Blanton threw six strong innings and became the first pitcher to homer in a World Series game in 34 years as the Philadelphia Phillies climbed to the verge of their second title with a 10-2 bruising of the Tampa Bay Rays on Sunday night in Citizens Bank Park.
A red-clad, towel-waving crowd of 45,903 roared its approval as the Phillies took a 3-1 lead in the best-of-seven series. They can wrap it up tonight with ace Cole Hamels on the mound against Tampa Bay's Scott Kazmir in a Game One rematch.
The Phillies will be gunning for just the second title in their 126-year history, with their 1980 team being the other one to win a championship. Hamels will be trying to become the first starting pitcher in history to win five games in one postseason. He threw seven innings in Philadelphia's 3-2 victory over the Rays in Game One at Tropicana Field.
"When you're facing a team like this, anything can happen if you let down your guard," Blanton said. "The guys know that. We'll just go out and try to play the game right."
Back-on-track Ryan Howard lofted a three-run opposite-field homer to left in the fourth inning and a two-run bomb to right in the eighth for a five-RBI night.
Leadoff man Jimmy Rollins had three hits and scored three runs, and Jayson Werth added insurance with a two-run shot in the eighth.
Blanton was lifted after giving up a leadoff walk to Ben Zobrist in the seventh. He allowed two runs on four hits, struck out seven and walked two. He's 6-0 in 16 starts with the Phillies, combining the regular season and postseason, and the team is 12-4 in those games since he was acquired from Oakland in a July trade.
But what Blanton will be long remembered for on this night was what he did with his bat in the fifth inning.
Blanton struck out in the second and popped out feebly in the third, leaving the bases loaded. When he entered the batter's box to face Tampa Bay reliever Edwin Jackson with two outs in the fifth, Blanton was 2 for 33 in his career at the plate -- with 20 strikeouts, no extra-base hits and one RBI.
Blanton worked ahead in the count, two balls and one strike, and then got a 93-mph fastball from Jackson just above the knees. He calmly hacked at it and drove a no-doubt blast well over the fence into the bleachers in left to close the Phillies' scoring.
"I just close my eyes and swing hard in case I make contact," Blanton said.
When did he open them?
"I think when I went out and had to throw the next warmup pitch the next inning."
The crowd erupted as the ball careened over the wall and Blanton's teammates exploded on the bench as well. For his part, the pitcher was calm and cool as he trotted around the bases.
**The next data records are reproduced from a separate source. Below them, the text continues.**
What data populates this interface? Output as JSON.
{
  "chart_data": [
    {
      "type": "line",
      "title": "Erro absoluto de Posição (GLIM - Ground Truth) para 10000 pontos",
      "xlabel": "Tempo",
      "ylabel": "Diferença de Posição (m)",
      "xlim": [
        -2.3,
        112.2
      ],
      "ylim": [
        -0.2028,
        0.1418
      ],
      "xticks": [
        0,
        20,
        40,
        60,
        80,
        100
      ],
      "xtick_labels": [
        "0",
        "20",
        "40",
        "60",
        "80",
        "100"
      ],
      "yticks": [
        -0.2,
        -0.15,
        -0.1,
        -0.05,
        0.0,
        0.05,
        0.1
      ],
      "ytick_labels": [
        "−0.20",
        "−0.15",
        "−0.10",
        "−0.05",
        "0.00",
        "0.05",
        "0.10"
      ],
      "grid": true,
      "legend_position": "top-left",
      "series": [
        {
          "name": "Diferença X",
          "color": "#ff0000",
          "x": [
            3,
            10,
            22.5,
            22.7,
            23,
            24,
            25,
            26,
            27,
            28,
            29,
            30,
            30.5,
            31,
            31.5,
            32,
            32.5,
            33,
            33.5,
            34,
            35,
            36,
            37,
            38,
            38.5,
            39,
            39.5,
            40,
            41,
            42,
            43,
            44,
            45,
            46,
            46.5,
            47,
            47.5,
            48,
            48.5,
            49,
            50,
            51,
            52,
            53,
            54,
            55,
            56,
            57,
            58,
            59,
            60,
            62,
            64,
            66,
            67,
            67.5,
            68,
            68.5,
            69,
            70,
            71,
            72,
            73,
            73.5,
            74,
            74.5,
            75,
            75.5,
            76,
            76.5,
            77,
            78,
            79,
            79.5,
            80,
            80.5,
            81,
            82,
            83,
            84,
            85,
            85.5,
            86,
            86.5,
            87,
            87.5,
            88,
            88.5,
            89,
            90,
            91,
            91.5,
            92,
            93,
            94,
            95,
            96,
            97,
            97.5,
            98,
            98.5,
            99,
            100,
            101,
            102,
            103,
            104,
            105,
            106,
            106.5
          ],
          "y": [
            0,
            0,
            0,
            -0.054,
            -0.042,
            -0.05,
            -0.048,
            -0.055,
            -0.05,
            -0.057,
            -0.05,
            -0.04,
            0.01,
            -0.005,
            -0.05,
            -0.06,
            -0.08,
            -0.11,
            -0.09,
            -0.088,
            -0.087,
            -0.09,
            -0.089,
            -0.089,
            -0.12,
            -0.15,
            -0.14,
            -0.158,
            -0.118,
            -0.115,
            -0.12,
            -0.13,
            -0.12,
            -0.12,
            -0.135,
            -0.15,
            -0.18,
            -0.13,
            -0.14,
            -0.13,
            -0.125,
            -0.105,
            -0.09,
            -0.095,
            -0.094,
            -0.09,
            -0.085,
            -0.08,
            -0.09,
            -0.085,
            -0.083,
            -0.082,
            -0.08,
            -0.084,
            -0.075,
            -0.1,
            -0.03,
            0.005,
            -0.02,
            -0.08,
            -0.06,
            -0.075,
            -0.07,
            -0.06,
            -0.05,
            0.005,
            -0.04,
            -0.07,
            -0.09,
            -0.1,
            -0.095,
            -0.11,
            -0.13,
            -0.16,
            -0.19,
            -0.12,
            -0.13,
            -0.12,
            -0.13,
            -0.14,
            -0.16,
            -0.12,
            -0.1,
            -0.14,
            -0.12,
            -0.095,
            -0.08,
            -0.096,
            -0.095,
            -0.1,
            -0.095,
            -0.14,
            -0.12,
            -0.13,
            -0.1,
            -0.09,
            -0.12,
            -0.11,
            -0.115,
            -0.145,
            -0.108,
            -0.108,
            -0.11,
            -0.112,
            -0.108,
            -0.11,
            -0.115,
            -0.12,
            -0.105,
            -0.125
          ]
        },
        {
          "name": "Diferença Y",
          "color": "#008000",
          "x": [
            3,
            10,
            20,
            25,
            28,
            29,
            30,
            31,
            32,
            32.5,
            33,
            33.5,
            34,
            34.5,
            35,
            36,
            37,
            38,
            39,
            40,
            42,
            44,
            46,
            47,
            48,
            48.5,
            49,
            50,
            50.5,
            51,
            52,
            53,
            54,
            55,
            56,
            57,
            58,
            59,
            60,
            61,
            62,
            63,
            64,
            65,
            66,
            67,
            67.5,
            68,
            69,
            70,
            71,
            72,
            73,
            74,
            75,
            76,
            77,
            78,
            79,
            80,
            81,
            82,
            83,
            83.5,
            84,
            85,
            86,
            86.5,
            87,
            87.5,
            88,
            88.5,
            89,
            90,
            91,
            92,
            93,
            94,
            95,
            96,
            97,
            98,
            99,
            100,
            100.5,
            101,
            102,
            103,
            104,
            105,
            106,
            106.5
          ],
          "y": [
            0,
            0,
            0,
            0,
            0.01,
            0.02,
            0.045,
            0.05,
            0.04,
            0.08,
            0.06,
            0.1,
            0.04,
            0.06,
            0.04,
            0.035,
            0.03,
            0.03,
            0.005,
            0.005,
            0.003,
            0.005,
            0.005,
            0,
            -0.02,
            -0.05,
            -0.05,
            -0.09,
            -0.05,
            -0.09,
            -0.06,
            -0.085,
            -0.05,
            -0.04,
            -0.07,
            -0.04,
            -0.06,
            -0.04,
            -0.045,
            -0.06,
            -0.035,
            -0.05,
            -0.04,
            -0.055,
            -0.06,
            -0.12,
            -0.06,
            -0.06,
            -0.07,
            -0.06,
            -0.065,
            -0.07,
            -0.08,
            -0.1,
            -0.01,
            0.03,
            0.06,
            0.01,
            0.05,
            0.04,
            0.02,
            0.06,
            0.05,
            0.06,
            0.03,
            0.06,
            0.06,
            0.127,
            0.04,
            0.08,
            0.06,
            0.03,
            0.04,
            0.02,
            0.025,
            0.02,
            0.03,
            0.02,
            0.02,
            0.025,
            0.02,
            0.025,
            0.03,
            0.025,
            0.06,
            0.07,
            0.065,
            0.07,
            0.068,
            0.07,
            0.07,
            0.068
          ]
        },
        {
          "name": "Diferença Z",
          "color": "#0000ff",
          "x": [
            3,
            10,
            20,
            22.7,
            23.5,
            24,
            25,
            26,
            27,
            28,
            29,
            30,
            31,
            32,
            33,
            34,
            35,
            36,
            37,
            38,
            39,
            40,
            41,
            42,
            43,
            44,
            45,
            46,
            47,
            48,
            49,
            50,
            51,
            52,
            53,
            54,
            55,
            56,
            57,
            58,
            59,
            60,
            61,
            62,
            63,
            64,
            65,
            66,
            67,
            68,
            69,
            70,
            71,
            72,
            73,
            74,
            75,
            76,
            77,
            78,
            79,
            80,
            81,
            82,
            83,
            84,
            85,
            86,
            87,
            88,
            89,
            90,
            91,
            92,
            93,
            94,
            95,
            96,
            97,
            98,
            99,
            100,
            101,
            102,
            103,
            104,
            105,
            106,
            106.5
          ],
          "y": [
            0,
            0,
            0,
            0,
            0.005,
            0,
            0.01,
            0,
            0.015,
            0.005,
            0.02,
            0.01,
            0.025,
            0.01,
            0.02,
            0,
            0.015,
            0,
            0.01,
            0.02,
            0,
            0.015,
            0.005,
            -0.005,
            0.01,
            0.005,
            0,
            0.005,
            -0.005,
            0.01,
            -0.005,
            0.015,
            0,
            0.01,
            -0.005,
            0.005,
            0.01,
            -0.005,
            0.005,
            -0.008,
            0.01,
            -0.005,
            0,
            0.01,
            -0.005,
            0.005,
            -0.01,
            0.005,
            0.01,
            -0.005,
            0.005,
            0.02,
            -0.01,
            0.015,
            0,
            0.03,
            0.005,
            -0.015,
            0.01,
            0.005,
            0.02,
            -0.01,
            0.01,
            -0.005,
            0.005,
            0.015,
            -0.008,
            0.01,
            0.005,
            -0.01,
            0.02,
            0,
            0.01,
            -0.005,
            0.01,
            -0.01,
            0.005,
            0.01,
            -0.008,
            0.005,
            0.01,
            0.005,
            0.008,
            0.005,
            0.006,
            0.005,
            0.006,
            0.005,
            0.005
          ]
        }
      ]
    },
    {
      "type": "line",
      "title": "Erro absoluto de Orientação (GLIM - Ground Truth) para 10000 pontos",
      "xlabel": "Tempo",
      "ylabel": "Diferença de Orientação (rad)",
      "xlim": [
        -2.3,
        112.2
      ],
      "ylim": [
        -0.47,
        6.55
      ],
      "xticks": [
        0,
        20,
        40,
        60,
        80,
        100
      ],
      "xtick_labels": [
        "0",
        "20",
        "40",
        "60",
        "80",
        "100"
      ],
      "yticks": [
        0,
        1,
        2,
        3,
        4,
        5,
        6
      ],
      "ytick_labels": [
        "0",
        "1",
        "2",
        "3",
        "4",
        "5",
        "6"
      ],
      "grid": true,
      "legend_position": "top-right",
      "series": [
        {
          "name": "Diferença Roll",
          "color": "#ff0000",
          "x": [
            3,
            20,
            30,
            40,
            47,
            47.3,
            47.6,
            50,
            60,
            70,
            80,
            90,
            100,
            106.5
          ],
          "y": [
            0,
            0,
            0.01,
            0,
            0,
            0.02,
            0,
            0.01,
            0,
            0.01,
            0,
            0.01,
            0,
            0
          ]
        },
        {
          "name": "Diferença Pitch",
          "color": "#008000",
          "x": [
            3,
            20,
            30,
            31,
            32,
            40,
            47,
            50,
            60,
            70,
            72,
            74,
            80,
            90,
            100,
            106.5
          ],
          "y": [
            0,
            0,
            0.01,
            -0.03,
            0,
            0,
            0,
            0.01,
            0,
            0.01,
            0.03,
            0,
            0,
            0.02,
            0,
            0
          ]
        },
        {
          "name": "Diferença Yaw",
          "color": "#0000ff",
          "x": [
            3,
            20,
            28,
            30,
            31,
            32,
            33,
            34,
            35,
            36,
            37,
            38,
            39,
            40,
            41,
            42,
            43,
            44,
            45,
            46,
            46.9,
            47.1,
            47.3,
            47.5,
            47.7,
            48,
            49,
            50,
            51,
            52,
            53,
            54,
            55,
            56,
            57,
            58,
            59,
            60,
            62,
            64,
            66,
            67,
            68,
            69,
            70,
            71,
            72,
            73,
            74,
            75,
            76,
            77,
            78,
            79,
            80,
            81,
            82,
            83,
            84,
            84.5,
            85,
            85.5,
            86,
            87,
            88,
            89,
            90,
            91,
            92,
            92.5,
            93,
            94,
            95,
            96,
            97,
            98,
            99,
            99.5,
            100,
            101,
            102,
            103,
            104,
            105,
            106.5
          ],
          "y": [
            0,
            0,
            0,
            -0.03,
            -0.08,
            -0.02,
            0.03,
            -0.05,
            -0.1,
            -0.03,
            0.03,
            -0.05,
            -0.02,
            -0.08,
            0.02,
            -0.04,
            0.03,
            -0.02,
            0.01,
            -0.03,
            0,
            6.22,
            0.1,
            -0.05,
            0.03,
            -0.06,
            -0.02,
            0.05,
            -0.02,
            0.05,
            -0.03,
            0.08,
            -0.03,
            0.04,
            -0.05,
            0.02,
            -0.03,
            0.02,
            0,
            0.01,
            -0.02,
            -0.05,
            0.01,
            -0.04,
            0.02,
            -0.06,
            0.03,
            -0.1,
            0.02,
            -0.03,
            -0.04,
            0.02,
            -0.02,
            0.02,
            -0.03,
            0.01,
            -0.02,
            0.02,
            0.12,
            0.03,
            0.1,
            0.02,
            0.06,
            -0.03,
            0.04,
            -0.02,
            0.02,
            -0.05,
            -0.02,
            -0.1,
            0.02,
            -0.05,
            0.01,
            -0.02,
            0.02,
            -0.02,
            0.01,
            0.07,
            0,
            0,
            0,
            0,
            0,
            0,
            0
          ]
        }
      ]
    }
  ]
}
When he came out to pitch the next inning, Blanton got another huge ovation and tipped his cap to the fans.
"I saw it come off the bat and he was jogging [to first base] and I was like, 'He knows he got that,' " Rollins said. "Everything is going in slow motion. First home run in the World Series and I don't even do that. . . . It is surprising he got the barrel to the ball against a guy throwing that hard but anything can happen when you're swinging a piece of wood."
It was the first Series home run by a pitcher since Oakland's Ken Holtzman connected against Los Angeles in 1974, and the first postseason shot by a Phillies hurler since Steve Carlton's three-run blast against the Dodgers in the 1978 National League Championship Series.
"To have your first big-league home run be in a World Series, I don't think you can draw it up any better," Howard said.
While Blanton was having a career night, the Rays were putting up one of their poorer performances of the postseason.
Starting pitcher Andy Sonnanstine lasted just four innings, giving up five runs. Second baseman Akinori Iwamura booted leadoff ground balls in the third and fourth innings for errors and both runners scored.
And the heart of the Tampa Bay order was again pathetic. Carlos Pena went 0 for 3 with a walk and Evan Longoria was 0 for 4, dropping them to 0 for 13 and 0 for 16, respectively, in the series.
Longoria struck out three more times, giving him nine whiffs in the series. With each at-bat, Longoria drew the derisive "E-va, E-va" chants from the fans, a reference to the "Desperate Housewives" star with the same last name (they're not related).
"We just got to get back into it," Rays manager Joe Maddon said. "We know what's going on. We're just not reacting. We have to not give them four outs in an inning, we have to have better at-bats."